The most important rooms of a «ryokan», a traditional Japanese inn, are so structured that they can be perfectly covered with a row of standardised «tatami» (rice-straw mats). So much so that it seems as if one first buys some carpets of a particular size and then proceeds to construct a house that precisely fits the size of these carpets. However, the dimensions of a wall-to-wall carpet are generally user-defined, while the dimensions of a tatami are, more often than not, random.
With a standard length (which varies a bit according to the region) of 170-191 cm and a width of 85-95 cm, the tatami is roughly the size required by a human body to sleep in – without feeling cramped. The basic element of Japanese architecture is thus effectively the human comfort zone, the minimal individual space. That brings to mind the much-discussed idea (since the Renaissance in Europe) of an architecture that is oriented towards the size of the human being.

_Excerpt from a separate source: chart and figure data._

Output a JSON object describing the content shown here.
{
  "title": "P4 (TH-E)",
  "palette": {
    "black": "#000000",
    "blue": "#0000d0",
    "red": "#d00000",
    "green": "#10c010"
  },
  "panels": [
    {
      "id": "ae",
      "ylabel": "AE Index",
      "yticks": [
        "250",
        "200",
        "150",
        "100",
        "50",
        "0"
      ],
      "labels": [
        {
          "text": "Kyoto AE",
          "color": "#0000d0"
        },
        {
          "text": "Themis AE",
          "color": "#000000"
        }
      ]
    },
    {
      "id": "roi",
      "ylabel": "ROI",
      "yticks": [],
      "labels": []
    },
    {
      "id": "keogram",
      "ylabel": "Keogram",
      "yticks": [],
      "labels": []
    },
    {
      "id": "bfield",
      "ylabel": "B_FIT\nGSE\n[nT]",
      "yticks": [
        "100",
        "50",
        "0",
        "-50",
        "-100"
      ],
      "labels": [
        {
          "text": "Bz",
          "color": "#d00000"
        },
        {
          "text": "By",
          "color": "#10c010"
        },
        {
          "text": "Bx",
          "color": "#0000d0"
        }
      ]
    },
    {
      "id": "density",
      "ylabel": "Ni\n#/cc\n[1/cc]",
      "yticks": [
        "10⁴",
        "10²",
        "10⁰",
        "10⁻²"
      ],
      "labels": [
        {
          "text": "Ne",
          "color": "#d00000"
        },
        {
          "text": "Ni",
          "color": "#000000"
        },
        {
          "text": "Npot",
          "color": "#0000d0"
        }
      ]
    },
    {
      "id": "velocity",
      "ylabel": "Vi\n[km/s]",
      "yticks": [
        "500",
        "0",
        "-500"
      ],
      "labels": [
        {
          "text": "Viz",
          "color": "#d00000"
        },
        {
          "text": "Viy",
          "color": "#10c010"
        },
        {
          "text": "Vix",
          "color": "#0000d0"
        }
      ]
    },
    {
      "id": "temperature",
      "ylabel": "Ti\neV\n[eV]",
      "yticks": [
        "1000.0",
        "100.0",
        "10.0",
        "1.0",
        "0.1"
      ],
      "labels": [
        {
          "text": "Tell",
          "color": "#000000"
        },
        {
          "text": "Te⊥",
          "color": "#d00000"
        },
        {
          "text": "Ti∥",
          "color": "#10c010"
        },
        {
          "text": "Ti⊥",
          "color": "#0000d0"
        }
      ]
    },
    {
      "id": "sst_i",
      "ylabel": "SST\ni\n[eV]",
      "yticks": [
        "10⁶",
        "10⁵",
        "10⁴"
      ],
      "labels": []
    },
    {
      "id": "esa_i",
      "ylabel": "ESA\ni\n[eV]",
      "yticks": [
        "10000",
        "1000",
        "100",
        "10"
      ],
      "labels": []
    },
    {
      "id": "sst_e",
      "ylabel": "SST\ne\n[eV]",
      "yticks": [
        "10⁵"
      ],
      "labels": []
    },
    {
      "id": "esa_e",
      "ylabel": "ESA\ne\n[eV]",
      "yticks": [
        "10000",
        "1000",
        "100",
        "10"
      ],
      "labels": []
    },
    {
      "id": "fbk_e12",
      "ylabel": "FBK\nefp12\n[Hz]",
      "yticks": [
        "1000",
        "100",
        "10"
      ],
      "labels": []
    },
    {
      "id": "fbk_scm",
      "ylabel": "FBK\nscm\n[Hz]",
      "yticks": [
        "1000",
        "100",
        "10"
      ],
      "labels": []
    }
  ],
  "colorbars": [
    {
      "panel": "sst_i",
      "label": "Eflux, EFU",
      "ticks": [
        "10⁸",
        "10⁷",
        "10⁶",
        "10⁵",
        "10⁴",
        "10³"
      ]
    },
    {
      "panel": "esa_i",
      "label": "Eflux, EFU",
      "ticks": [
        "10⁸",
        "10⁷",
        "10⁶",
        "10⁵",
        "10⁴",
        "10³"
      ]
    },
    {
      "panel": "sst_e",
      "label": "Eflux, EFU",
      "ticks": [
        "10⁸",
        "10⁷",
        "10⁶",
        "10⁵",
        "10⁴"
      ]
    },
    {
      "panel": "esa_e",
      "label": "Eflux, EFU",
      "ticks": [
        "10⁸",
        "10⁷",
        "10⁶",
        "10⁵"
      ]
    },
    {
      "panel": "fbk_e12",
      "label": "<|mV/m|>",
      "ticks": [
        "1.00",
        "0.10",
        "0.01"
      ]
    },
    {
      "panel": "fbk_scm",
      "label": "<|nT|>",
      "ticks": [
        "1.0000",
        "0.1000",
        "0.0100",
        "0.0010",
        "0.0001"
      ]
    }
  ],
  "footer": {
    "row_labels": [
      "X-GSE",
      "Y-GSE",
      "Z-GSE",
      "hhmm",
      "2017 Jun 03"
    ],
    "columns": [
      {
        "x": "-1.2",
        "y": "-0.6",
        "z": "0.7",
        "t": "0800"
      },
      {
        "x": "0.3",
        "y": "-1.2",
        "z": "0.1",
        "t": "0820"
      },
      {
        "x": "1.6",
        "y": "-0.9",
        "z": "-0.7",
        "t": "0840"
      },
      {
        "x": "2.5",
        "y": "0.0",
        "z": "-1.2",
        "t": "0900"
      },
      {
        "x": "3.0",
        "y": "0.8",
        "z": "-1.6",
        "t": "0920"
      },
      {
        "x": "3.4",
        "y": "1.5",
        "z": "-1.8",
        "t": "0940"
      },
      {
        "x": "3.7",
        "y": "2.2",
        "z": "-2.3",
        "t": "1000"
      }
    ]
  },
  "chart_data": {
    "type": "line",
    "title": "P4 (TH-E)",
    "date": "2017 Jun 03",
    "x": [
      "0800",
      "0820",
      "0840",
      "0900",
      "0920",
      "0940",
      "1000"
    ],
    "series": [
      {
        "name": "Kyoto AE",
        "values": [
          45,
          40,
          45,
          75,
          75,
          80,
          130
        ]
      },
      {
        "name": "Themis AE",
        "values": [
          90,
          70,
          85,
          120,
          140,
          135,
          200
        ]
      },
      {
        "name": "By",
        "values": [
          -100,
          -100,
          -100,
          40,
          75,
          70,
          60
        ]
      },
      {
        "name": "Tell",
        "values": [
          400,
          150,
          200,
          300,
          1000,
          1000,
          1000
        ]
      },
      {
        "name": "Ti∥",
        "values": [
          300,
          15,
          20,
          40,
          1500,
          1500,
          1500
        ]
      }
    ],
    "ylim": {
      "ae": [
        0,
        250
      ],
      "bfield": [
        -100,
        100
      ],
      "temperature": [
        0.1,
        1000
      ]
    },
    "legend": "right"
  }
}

One can see the larger meaning of this tatami-minimal space in Japanese culture as being contradictory to the widely held western notion that, in Japanese society, the needs of the collective populace are considered more important than the interests of an individual. Conversely, one can speak also of the standardisation of minimal space – and see this as a sign of how difficult the going is for all things individual in this culture. As always. In any event, the security of the individual space can well be considered a basic prerequisite for the successful organisation of a collective. That is certainly as valid for Japan as it is for our western societies. Only, do we know of any expression for this minimal space based on body-size that can compare favourably or compete with the iconic power of the tatami?